El tercer jugador del juego de verano es la hija de la mujer, una rechoncha niña de doce años llamada Mary Louise. La niña había conseguido caer mal al resto de los niños del vecindario, al imitar con inquietante precisión a su madre en las elegantes maneras y el cultivado tono de voz de la Costa Este. Se sentaba en el automóvil eléctrico, en uno de esos mullidos almohadones de seda en los que las ricas tumban a sus perritos falderos, soltando agudas carcajadas más propias de una señora, sacudiendo los rizos, usando expresiones de adulto como «¡Oh, es delicioso!» y «¿No es una monada?». A veces se pasaba ella sola toda la tarde sentada en el coche eléctrico como si estuviera expuesta en una caja de cristal, y sólo de vez en cuando alzaba una voz lastimera para llamar a su madre y preguntarle si ya podía entrar o si podía conducir el coche alrededor de la manzana, para lo que a veces conseguía permiso.
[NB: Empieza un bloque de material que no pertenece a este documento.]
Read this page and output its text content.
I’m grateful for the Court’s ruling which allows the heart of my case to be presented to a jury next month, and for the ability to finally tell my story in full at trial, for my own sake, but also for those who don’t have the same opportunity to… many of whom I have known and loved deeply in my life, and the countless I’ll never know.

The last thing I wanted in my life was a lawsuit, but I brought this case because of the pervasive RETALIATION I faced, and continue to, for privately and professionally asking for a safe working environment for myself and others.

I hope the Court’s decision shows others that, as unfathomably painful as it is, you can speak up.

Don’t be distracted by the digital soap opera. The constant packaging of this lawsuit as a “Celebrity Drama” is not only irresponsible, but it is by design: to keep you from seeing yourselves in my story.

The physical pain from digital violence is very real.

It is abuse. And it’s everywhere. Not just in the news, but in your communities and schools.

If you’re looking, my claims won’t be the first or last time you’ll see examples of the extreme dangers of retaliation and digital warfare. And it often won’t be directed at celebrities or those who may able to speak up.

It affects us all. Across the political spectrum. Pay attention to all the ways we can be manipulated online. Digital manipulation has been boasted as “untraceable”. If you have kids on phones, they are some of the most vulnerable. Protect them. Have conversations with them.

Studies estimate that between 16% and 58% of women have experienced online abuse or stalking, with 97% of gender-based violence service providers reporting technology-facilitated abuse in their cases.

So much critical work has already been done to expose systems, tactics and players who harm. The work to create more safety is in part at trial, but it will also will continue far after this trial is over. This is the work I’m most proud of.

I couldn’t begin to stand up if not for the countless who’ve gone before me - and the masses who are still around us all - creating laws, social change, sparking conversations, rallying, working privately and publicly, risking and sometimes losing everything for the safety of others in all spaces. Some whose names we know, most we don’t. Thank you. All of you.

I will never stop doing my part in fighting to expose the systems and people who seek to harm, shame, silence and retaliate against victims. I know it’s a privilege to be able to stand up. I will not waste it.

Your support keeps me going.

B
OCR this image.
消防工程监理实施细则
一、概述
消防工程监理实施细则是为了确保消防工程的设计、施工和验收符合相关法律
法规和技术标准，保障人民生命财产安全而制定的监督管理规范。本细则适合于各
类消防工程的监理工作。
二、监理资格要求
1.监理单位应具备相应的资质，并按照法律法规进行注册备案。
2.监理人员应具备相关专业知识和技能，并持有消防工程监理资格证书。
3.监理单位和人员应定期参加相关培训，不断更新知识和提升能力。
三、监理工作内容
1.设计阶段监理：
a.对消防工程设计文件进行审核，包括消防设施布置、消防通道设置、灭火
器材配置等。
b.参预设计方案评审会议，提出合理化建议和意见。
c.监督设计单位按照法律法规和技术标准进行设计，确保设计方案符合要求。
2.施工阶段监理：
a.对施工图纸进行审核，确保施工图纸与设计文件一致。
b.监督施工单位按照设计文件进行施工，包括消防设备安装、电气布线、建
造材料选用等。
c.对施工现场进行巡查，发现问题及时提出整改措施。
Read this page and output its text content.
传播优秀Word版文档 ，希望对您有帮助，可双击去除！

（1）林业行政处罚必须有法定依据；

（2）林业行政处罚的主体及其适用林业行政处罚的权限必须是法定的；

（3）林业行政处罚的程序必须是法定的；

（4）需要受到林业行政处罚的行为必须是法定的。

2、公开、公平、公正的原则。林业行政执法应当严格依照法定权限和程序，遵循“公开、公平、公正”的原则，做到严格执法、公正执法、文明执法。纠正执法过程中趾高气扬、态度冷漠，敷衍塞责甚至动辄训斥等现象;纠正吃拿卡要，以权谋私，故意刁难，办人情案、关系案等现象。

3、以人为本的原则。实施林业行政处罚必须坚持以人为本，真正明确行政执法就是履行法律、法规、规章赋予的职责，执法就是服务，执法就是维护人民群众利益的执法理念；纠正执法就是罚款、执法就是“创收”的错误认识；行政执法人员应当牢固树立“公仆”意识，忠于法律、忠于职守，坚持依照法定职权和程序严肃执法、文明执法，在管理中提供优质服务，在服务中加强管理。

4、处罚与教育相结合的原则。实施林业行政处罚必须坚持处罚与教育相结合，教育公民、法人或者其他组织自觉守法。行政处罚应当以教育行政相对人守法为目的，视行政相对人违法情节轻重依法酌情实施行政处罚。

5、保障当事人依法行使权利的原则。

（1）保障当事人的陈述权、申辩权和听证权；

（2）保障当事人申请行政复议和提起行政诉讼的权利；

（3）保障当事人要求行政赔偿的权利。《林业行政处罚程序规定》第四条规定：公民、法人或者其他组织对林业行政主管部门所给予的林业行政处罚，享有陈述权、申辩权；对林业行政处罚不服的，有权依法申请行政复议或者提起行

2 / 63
Yo era su único amigo cercano y ella era la mía. A veces me invitaba a jugar al croquet con ella, pero eso era sólo cuando su madre y Brick Pollitt habían desaparecido dentro de la casa demasiado temprano como para echar una partida. Mary Louise sentía pasión por el croquet; le gustaba por el juego en sí, sin mayores ni más enigmáticas implicaciones.